You will be prescribed painkillers and anti-inflammatories. If you have an open fracture you will be given additional antibiotics to reduce the risk of infection.

3) Exercises

Our senior physiotherapists in Phoenix Rehab will work together with you through a shoulder physiotherapy program after your mid-shaft humeral fracture.

We will help you get started with active exercises for the elbow, wrist and hand to prevent stiffness and weakness from developing, and it is usually fine to take your arm out of your sling to do these exercises.

Once your orthopedic doctor had determined that your humeral fracture has started to unite, they will let us know and we will get you started on shoulder mobility exercises. We usually start shoulder exercises with very safe pendulum exercises where patients use gravity to move the arm, and active assisted exercises where you use your good arm to support and move the broken arm.

After just a few weeks, we will be able to progress you with progressive strengthening exercises and more advanced range of motion exercises.

It is very important to stick with the shoulder physiotherapy program and do your shoulder exercises every day, until you have regained full strength, flexibility and movement of the shoulder, elbow and hand.
If you stop too soon, or only do your exercises sporadically, you are likely to have ongoing limitations in the mobility, strength and function of your arm.

Surgical Treatment

Around 10% of humeral shaft fractures will require surgical treatment.

If the bone fragments have moved or are displaced, the broken fragments will need to be realigned and held in place. This process is typically known as an "ORIF", which stands for open reduction internal fixation.

Most of the time, the humeral fracture is secured with either:


Metal Plates

Humeral shaft fractures that require surgery are usually treated with a large metal plate that is securely held in place by screws.

  • Pros: Highest success rate for surgical treatment of humerus fractures.
  • Cons: Higher risk of nerve damage and non-union than non-surgical treatment.

Intramedullary (IM) Rods

In some cases a humerus fracture will be treated surgically with an intramedullary rod/nail. This is when a long metal rod is placed down the middle of the bone. IM nails can be used to stabilise a humerus fracture that is between 2cm below the surgical neck and 3 cm above the elbow.

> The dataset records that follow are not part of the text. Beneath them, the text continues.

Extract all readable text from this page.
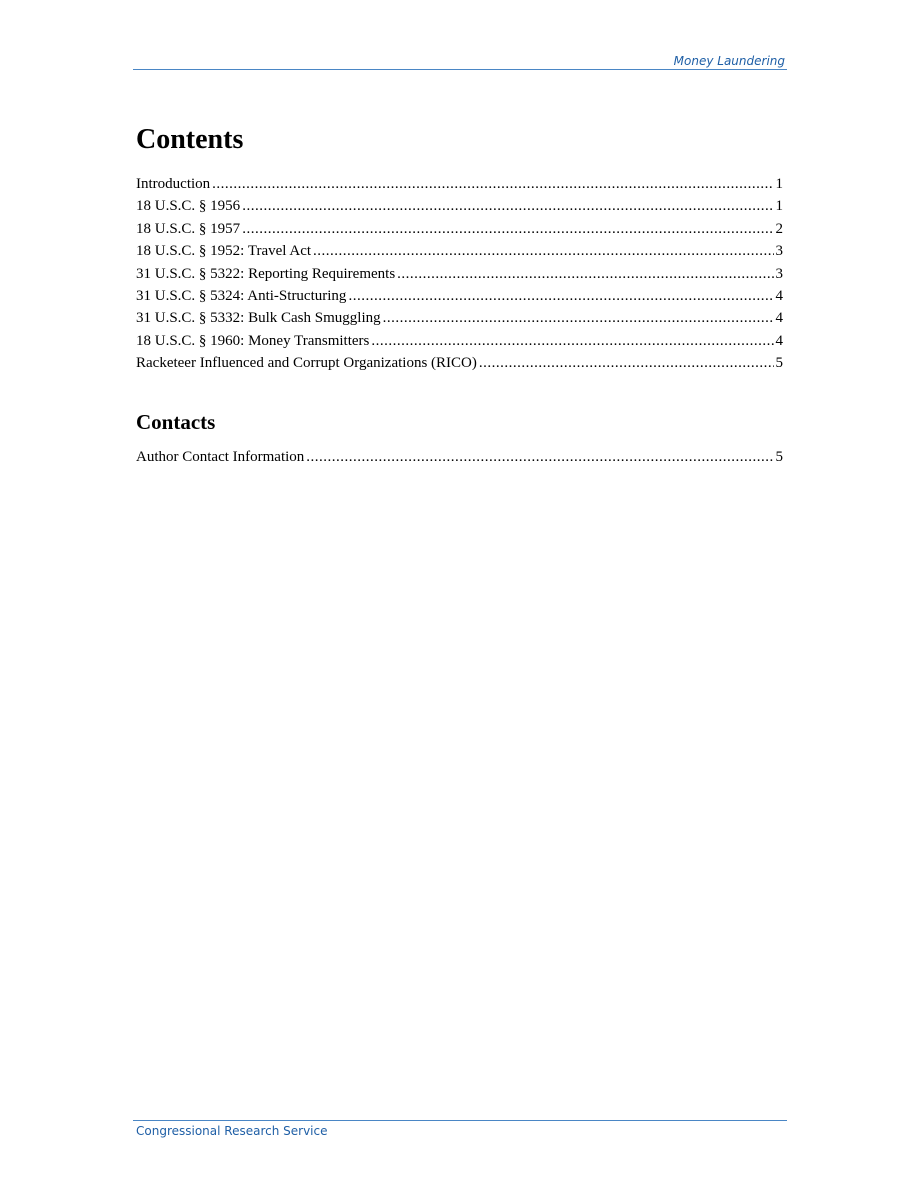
Money Laundering
Contents
Introduction .....	1
18 U.S.C. § 1956 .....	1
18 U.S.C. § 1957 .....	2
18 U.S.C. § 1952: Travel Act .....	3
31 U.S.C. § 5322: Reporting Requirements .....	3
31 U.S.C. § 5324: Anti-Structuring .....	4
31 U.S.C. § 5332: Bulk Cash Smuggling .....	4
18 U.S.C. § 1960: Money Transmitters .....	4
Racketeer Influenced and Corrupt Organizations (RICO) .....	5
Contacts
Author Contact Information .....	5
Congressional Research Service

  • Pros: Less invasive and less chance of nerve damage.
  • Cons: Lower healing rate and higher rate of non-union.

These implants are designed to hold the bones together while the fractured parts heal, and patients should expect full union to be achieved.

Metal implants are not intended to be a long term solution, and they tend to need to be removed. If the bones fail to unite, there is a high chance that the implant will at some point fail and further surgery may be required.

The usual indications for treating a mid-shaft humerus fracture surgically are:

  • If the Humeral Fracture Can’t be Reduced / Aligned: In some cases, it may be difficult to realign the bones, or maintain the realigned position. This is usually due to associated soft tissue injuries, head injuries, secondary injuries or patient obesity.
  • Open Fractures and Bleeding: If the bone has shifted enough to pierce and puncture the skin, it is unlikely that the bone will realign without surgery, and it is likely severe enough to warrant immediate corrective surgery.
  • Segmental Fractures: If the fracture has caused a fragment of bone to break off, it will often need to be secured surgically.
  • Multiple Fractures: If the humerus has broken into four or more pieces, if both the left and right upper arms are broken, or there is a break in one of the forearm bones on the same side, then surgery is usually necessary.
  • Vascular Damage: If there is significant vascular damage, surgery will be required.
  • Nerve Damage: If the brachial plexus has been damaged, surgery is usually necessary. If the radial nerve has been damaged, it does not usually require surgical intervention unless there are associated injuries – the radial nerve damage will most likely heal within 3-4 months without the need for surgery.
  • Non-Union: If after a few weeks the humeral shaft fracture has failed to heal and the bones haven’t united, surgery may be necessary to stabilise the bone.
  • Skin or Soft Tissue Damage: If the skin or soft tissues of the upper arm have been damaged to the extent that it is not possible to wear a splint, e.g. severe burns, surgery may be required.


Over 90% of humerus fractures treated non-operatively will unite and are usually fully healed (complete union) within 8-12 weeks. Though older patients may not regain full 100% shoulder movement, they usually regain enough functional range for their day to day activities (we will always aim for 100% of course).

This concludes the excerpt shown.